While it’s not officially written down as one of the 10 commandments, most advisers or professional fund buyers follow the three year rule. That is they will only invest in a fund once it has obtained a three year track record. That way they can judge how good the manager is and try and limit the chances of suffering painful performance early on.

However, this seems to be one ‘rule’ that is very much down to interpretation and Hargreaves Lansdown’s head of research Mark Dampier is one such fund picker who questions its logic.

“We do not follow funds, we follow managers,” Dampier says.

“There were some advisers preaching about waiting a certain time period to invest in Neil Woodford’s new Woodford Equity Income fund when it launched in June 2014. However if you had waited six months before putting in you would have lost a lot of the performance he has already achieved.”

The point Dampier is stressing, is that just because a fund may look new and shiny, and not necessarily have a performance track record to back it, the person who is running it does. For example, investors can look to the performance Piddock achieved in the 10 years running his previous fund to get an indication of what his new fund, which follows the same investment process, will be about (although past performance is no guarantee of future performance etc etc).

“Unless that fund manager was part of a big team and may not have been solely responsible for his previous fund’s track record, you can get a pretty good idea about his new fund and not have to wait three years before investing,” he says.

For new funds run by new managers the rule is different. Here Dampier does advise investors wait before piling in. However in cases like this he argues that three years is not nearly enough time to sit on the sidelines.

“Five-to-seven years would be my minimum,” he says.

“You need to see how the manager performs over different cycles and three years is not enough time to see this.”

As it happens Dampier says he will be putting his money in the newly launched Jupiter Asian fund, all predicated on the manager’s previous track record.

John Husselbee, head of multi asset at Liontrust at Asset Management, says the three year rule has to be qualified on who is actually buying a fund. As a professional fund buyer he says it is a rule that is easier to ignore because he has more experience and knowledge of how fund managers work, allowing him to make a judgement call on day one on any new fund they may be managing.

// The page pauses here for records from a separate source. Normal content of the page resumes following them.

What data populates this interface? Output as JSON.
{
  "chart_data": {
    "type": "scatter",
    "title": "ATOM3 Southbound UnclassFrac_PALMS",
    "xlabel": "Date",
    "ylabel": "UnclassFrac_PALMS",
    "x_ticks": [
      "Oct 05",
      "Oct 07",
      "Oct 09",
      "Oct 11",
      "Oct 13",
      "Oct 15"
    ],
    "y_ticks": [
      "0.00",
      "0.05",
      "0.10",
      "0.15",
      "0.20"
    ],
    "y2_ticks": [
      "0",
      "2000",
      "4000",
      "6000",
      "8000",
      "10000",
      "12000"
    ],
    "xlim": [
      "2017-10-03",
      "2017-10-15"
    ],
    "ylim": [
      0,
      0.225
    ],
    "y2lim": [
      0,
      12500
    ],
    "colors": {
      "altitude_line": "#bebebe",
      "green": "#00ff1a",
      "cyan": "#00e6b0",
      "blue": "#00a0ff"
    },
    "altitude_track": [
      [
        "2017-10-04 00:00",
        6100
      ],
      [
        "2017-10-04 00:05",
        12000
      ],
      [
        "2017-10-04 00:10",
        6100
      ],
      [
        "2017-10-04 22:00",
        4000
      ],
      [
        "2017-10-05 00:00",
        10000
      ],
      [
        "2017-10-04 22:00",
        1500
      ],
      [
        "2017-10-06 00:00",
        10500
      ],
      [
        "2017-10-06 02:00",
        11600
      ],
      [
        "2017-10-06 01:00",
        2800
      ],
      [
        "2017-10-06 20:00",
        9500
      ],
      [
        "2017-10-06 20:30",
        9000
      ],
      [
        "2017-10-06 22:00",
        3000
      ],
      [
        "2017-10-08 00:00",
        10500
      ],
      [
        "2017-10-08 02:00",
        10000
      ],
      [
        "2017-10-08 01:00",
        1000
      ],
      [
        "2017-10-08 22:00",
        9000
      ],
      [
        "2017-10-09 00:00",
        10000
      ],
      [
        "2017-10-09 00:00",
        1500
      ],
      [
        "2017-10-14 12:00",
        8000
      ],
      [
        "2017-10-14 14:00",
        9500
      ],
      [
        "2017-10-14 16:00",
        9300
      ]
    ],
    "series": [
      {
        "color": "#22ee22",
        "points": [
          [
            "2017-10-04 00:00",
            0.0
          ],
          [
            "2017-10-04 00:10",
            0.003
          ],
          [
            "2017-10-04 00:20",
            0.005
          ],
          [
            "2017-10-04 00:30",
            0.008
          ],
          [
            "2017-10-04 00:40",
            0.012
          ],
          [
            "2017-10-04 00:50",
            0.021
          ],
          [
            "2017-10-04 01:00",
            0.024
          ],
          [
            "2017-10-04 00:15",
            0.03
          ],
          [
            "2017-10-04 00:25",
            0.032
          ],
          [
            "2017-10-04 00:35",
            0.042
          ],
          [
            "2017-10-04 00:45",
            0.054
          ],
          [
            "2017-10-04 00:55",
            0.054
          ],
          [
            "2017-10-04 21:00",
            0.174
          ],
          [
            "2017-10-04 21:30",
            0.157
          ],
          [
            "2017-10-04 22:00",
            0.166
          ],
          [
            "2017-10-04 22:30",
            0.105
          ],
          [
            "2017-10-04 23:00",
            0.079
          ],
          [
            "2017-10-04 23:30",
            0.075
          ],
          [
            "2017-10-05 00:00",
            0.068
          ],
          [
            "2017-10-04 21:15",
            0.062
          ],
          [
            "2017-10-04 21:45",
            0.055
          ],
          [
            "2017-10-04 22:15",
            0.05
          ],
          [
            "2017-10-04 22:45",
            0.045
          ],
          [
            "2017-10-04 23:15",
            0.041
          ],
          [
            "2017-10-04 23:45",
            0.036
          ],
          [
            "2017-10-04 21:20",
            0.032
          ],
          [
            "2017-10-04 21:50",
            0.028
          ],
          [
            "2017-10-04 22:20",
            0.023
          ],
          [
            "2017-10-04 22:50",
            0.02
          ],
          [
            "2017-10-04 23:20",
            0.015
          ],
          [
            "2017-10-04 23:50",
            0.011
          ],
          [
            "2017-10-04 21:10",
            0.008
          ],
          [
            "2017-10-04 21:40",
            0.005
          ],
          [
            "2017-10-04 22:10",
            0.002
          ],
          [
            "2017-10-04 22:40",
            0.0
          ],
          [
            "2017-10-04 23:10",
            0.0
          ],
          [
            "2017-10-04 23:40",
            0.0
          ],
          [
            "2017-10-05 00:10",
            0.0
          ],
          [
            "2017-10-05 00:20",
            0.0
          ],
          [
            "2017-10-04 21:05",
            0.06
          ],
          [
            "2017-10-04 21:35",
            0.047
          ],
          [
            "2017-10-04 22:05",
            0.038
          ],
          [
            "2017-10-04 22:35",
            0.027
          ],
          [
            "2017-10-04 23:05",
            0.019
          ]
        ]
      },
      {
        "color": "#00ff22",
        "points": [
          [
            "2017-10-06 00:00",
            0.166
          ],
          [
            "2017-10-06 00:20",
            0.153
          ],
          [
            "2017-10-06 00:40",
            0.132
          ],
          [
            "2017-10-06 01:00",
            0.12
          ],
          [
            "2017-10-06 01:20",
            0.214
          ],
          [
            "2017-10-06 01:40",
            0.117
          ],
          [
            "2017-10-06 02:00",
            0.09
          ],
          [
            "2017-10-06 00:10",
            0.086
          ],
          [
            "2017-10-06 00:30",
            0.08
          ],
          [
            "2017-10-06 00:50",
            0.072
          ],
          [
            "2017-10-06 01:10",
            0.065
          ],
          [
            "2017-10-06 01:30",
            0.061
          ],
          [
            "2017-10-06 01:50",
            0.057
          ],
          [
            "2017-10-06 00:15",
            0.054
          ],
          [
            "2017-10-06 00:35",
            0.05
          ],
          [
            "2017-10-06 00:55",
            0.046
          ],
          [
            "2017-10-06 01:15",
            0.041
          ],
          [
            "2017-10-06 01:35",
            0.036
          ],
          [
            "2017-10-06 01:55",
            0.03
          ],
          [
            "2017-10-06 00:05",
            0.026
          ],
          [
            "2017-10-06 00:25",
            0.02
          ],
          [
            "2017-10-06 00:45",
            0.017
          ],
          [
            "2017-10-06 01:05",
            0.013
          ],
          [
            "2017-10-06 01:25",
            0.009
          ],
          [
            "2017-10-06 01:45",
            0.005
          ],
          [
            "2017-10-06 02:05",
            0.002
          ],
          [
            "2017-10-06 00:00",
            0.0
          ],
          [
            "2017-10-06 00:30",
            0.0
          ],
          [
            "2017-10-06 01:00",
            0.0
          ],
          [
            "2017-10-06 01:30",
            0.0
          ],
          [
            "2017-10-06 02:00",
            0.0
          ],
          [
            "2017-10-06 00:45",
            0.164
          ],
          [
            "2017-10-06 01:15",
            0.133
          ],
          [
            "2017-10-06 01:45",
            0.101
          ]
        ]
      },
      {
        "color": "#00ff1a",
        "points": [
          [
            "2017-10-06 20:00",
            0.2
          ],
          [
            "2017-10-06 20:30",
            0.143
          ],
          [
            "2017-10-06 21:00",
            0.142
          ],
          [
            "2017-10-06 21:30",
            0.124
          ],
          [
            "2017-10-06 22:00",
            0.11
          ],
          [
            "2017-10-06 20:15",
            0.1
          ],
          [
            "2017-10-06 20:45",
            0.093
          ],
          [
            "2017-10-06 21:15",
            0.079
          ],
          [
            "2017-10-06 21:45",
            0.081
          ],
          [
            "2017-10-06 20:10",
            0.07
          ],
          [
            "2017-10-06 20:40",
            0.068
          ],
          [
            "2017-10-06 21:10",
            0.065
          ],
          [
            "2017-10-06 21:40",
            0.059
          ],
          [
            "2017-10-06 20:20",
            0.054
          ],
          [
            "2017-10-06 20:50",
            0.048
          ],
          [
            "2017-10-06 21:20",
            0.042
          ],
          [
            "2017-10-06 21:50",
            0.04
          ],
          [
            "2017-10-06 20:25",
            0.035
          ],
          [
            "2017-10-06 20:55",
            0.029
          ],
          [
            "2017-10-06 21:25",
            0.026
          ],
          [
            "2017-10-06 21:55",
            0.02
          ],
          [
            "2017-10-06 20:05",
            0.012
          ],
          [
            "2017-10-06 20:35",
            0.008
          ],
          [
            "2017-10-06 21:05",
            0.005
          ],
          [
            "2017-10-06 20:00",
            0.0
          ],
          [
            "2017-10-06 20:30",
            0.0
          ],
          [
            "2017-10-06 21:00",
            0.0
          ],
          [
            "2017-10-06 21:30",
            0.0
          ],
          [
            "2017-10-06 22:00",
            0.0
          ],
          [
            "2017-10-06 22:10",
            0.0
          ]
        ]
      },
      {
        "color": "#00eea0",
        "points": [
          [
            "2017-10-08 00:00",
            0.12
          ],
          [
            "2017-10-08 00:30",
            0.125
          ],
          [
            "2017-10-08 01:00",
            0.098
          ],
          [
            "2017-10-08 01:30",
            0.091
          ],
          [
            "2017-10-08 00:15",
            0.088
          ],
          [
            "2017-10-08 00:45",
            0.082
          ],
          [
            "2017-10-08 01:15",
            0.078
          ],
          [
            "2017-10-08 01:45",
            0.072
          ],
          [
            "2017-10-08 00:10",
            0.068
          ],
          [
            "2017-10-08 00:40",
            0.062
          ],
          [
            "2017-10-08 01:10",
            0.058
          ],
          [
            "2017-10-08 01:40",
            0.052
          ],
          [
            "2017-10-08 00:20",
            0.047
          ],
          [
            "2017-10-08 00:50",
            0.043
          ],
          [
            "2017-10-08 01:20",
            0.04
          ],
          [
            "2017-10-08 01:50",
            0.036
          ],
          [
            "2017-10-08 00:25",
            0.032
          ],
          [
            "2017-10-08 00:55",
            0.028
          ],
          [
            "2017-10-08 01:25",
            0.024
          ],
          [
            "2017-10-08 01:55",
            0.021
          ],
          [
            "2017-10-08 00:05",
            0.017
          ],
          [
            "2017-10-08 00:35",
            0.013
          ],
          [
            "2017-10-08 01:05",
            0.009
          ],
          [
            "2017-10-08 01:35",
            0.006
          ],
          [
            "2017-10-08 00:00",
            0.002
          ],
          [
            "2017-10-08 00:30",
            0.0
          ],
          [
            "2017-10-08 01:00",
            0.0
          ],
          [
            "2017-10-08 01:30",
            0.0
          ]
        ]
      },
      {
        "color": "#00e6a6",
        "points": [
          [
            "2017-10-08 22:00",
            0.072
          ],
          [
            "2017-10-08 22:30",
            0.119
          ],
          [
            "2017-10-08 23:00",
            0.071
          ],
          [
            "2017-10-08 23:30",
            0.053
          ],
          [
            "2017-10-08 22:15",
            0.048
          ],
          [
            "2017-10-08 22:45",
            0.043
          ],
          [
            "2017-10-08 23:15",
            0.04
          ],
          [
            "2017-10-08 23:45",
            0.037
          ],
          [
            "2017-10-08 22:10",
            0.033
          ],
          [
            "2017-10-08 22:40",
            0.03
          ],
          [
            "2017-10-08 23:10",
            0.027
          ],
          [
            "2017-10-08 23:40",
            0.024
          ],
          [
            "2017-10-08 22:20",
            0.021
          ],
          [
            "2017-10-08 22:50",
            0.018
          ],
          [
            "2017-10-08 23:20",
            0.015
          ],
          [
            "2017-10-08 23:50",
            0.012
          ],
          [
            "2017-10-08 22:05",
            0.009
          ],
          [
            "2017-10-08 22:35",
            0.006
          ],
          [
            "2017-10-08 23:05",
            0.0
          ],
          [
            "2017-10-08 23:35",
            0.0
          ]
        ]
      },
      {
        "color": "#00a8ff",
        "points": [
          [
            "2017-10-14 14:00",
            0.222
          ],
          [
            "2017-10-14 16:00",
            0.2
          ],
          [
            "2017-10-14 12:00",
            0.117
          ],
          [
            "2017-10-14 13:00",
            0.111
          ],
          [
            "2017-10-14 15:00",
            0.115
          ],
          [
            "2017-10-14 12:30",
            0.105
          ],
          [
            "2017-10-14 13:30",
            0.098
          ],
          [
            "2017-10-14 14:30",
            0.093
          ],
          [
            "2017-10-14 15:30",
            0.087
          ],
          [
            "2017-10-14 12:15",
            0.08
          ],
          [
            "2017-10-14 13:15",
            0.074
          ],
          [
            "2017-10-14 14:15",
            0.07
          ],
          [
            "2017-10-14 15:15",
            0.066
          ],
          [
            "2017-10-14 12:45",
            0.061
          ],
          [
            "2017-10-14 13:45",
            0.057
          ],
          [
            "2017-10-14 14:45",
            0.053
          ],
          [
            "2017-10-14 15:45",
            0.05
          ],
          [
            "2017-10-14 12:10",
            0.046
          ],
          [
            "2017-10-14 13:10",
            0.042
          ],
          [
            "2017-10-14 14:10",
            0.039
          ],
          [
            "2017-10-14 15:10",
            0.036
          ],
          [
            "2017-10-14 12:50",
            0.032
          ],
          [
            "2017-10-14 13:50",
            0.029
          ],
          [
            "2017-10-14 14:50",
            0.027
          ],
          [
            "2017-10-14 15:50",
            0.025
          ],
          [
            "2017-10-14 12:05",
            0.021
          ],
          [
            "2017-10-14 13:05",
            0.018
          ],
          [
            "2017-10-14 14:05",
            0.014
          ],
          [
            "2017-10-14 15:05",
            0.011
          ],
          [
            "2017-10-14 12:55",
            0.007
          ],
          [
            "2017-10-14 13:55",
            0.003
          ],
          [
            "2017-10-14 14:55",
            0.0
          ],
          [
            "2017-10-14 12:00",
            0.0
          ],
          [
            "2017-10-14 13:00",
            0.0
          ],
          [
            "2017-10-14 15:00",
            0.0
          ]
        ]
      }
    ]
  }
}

However for the DIY investors who don’t have day-to-day access to the managers, nor know how they specifically run money, he says waiting three years is a “sufficient” period of time to assess if they can repeat their successes from any other their previous funds.

“If it is a brand new strategy and a new manager three years is not nearly enough,” he adds. “You have to be able to judge over a full market cycle and this can take anywhere between five and 10 years.”